Covid-19 have caused a disproportionate number of deaths among the black, asian and minority ethnic population. The goverment was very slow to acknowledge this fact. They have also substantially under recorded the number of deaths among health care workers and people working in health care. Their preferred focus is on doctors and nurses to whom they readily pay lavish homage. Porters and ancillary staff don’t quite cut it.

The press/media questions after the briefing do not bring any clarity. The minister of the day, flanked by medical and science experts either do not answer the relatively tame questions or resort to generalities, spin, platitudes or just plain praising their own efforts.

I believe the government was very slow to react to the virus threat initially and several weeks were lost. I think a lot of decisions are made which are politically inspired despite the mantra that they have always been led by the science.
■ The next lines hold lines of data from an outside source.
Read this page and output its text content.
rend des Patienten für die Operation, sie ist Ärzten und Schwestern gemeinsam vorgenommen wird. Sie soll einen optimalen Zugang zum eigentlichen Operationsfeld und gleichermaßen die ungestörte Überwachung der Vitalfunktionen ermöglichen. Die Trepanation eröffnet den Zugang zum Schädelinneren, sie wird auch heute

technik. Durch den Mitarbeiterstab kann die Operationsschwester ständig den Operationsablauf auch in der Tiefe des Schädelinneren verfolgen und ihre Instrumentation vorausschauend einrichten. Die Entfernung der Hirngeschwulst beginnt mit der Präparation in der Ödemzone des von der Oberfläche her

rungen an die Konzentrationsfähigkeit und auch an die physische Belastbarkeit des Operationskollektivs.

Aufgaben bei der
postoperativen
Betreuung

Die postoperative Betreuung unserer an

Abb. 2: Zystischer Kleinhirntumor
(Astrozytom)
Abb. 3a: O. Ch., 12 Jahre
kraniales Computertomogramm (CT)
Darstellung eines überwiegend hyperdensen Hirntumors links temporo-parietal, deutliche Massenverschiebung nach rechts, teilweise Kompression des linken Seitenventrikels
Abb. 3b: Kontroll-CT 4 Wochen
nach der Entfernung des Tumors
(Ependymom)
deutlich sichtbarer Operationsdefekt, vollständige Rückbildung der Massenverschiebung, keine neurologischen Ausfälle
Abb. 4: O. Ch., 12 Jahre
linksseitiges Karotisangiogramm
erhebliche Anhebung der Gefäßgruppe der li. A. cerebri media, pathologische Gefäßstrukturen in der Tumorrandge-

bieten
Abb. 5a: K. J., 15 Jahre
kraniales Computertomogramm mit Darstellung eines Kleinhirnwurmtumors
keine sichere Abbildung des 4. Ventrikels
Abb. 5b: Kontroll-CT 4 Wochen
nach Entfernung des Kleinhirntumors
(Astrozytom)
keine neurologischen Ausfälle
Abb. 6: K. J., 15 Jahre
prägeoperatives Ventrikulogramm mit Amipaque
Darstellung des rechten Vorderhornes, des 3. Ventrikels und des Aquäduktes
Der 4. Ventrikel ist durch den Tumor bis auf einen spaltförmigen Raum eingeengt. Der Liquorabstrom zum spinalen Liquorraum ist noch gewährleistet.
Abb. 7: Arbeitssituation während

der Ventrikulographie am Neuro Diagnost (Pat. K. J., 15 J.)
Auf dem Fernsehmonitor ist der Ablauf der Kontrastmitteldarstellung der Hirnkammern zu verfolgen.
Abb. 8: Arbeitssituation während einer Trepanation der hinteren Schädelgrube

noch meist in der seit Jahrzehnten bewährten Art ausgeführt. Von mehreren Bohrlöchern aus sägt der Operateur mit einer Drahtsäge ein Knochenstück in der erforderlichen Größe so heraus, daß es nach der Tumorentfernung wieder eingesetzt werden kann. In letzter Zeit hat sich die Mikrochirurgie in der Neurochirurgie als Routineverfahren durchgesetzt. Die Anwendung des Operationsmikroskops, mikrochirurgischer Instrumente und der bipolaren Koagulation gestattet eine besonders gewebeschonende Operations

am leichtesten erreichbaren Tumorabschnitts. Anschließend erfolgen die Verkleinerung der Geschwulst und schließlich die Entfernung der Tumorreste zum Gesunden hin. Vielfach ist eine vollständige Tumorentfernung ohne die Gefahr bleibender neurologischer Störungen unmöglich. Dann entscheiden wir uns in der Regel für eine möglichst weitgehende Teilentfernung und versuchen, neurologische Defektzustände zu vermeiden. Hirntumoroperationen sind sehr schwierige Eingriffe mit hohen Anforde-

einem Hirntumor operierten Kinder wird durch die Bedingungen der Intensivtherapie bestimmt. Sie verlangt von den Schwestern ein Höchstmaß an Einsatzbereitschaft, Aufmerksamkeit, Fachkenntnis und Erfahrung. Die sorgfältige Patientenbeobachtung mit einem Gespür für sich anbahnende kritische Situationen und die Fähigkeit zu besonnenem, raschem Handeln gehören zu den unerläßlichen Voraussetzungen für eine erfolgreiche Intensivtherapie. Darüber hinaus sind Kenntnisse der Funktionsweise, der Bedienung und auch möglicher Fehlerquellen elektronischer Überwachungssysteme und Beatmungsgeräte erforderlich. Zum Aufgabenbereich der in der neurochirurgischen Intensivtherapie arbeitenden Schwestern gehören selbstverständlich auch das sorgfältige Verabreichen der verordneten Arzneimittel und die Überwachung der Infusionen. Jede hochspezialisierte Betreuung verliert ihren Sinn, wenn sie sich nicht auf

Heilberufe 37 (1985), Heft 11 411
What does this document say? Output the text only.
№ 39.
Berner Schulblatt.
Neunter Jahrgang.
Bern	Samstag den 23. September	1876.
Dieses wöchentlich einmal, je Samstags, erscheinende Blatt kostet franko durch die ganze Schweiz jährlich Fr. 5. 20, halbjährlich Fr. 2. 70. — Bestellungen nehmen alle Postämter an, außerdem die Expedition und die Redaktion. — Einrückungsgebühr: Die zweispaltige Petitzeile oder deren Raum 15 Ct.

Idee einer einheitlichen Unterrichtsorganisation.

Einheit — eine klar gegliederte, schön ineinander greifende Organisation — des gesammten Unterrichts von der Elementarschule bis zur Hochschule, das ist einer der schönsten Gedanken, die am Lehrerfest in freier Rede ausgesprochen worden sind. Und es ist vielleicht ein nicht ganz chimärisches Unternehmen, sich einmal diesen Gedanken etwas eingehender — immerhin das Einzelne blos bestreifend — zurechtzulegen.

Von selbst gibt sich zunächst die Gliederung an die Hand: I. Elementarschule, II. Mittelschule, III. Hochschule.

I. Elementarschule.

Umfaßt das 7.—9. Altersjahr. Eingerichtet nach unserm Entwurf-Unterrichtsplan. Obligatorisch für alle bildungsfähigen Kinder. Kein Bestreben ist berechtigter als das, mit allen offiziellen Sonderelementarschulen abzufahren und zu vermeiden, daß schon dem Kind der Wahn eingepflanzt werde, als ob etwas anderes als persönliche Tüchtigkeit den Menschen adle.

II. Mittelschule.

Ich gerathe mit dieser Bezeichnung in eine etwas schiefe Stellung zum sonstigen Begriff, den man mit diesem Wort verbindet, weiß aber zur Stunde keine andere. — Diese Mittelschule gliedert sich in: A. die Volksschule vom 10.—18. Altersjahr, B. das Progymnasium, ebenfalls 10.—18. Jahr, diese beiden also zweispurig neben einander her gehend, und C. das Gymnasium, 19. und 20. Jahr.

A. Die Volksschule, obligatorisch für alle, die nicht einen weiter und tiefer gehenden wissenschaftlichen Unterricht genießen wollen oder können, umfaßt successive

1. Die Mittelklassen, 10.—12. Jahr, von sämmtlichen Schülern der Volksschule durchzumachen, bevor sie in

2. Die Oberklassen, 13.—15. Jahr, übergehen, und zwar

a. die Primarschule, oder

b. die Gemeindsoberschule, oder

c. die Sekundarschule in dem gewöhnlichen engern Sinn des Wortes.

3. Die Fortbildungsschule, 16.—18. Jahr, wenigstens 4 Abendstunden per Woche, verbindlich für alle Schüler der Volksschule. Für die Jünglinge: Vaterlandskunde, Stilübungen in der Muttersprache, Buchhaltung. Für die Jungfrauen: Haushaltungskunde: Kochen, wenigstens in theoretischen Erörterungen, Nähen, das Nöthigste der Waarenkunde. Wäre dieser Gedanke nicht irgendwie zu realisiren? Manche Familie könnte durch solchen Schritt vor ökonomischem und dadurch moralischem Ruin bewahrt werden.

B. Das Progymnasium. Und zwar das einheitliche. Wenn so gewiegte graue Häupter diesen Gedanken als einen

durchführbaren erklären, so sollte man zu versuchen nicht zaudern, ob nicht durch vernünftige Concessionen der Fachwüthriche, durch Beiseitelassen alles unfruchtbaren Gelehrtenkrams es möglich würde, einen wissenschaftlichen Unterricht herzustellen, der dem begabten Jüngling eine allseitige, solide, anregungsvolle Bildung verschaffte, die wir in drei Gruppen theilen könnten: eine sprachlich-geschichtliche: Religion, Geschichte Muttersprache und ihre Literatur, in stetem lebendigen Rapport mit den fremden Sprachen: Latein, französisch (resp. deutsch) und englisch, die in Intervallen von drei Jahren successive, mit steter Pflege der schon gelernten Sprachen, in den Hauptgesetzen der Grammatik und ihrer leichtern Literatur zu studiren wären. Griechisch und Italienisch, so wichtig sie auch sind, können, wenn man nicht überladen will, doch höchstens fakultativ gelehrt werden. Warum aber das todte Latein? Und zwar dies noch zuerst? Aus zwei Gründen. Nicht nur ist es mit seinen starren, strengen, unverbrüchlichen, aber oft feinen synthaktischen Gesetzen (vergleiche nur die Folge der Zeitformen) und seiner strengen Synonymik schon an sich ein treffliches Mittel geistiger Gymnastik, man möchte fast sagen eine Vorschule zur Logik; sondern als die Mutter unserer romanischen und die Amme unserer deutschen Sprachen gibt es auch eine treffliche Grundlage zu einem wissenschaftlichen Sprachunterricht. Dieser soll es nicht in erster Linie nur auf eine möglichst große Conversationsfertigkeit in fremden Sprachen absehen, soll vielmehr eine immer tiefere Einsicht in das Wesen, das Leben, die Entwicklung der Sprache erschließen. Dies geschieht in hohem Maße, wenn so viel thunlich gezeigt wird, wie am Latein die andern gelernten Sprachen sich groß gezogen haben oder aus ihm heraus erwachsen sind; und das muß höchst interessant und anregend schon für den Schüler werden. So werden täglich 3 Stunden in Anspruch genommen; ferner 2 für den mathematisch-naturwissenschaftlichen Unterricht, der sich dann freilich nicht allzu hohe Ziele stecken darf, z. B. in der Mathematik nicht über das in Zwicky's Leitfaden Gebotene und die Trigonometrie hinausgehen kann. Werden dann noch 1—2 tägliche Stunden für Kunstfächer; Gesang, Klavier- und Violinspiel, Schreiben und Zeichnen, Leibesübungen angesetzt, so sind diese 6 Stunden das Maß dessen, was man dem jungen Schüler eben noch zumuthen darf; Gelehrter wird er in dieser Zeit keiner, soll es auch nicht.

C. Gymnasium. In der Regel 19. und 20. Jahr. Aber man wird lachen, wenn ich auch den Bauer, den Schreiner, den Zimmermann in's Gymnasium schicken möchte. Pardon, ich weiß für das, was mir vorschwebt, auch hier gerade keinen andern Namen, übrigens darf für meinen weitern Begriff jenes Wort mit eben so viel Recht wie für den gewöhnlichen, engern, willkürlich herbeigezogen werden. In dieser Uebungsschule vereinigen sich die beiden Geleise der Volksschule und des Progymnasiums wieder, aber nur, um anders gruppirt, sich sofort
Covid 19 has changed everything

The Cambridge half marathon took place on the cusp of more Draconian measures to combat the corona virus, on March 8th. So quickly have we been conditioned to self distance to protect ourselves, it feels unsettling to see these images.


Cambridge and Coleridge come in first and second (middle and right side C and C’er respectively). There should be a law to ensure they are putting in maximum effort and suffering at all times. I know this is the start of the race but they still looked composed at the end of it.

 No family member took part this year. I’ve still got a dodgy knee and my eldest son was unwell and had to forgo his place

In the UK, at present time of writing, we are allowed to exercise once daily, outside our homes, and appropriately observing social distancing requirements. My knee is still problematic, and my referral to the muscular-skeletal clinic has probably fallen into a black hole but I’m able to run short distances each day. The roads are very quiet and lots of people are walking around who wouldn’t normally be on the streets. Plenty of us are running. Personally, I feel the fitter I am, the greater resilience I will have if I contract the virus. I’m in one of the vulnerable categories because of heart disease so I am particularly careful. I feel fit and my lung capacity must be good. I don’t feel at risk but, of course, I risk others’ health if I become ill.

The middle class are about to discover the cruelty of Britain’s benefits system

The coronavirus crisis ignites a bonfire of Conservative party orthodoxies

Coronavirus exposes society’s fragility. Let’s find solutions that endure once it’s over

It takes a whole world to create a new virus, not just China

The above links are to Guardian or Observer articles and offer analysis to these drastically changing times. It’s ironic that the Labour Party’s manifesto, before the last Uk election in December 2019, was roundly criticised for its profligacy on spending plans to transform British society. We are in a crisis now and there doesn’t appear to be a shortage of financial help. This may be vital to maintain confidence in our economic system and prevent societal unrest and civil disorder. But the same Tories have presided over swingeing cuts to the NHS, education, social services, children’s services and local goverment for well over a decade  I had an argument with an idiot in a hospital outpatient clinic who kept on repeating “Where’s the money coming from?” The right wing have done such a good job in subverting the concept of public good and replacing it with fear and condemnation and personal threat, a large number of people can’t see the wood for the trees.

So galling seeing the Tories and their scientific and medical friends, standing at lecterns which proclain” Protect the NHS”, during the daily press briefings. As if they believe that.

I believe there will be a reckoning when this present emergency subsides and hopefully the evil Tories won’t succeed in spinning their own version of events.

Pity the poor Americans. Trump living on another planet and unable to string a coherent sentence together and suffering  wholly inadequate health care and social benefit systems. Where’s the humanity?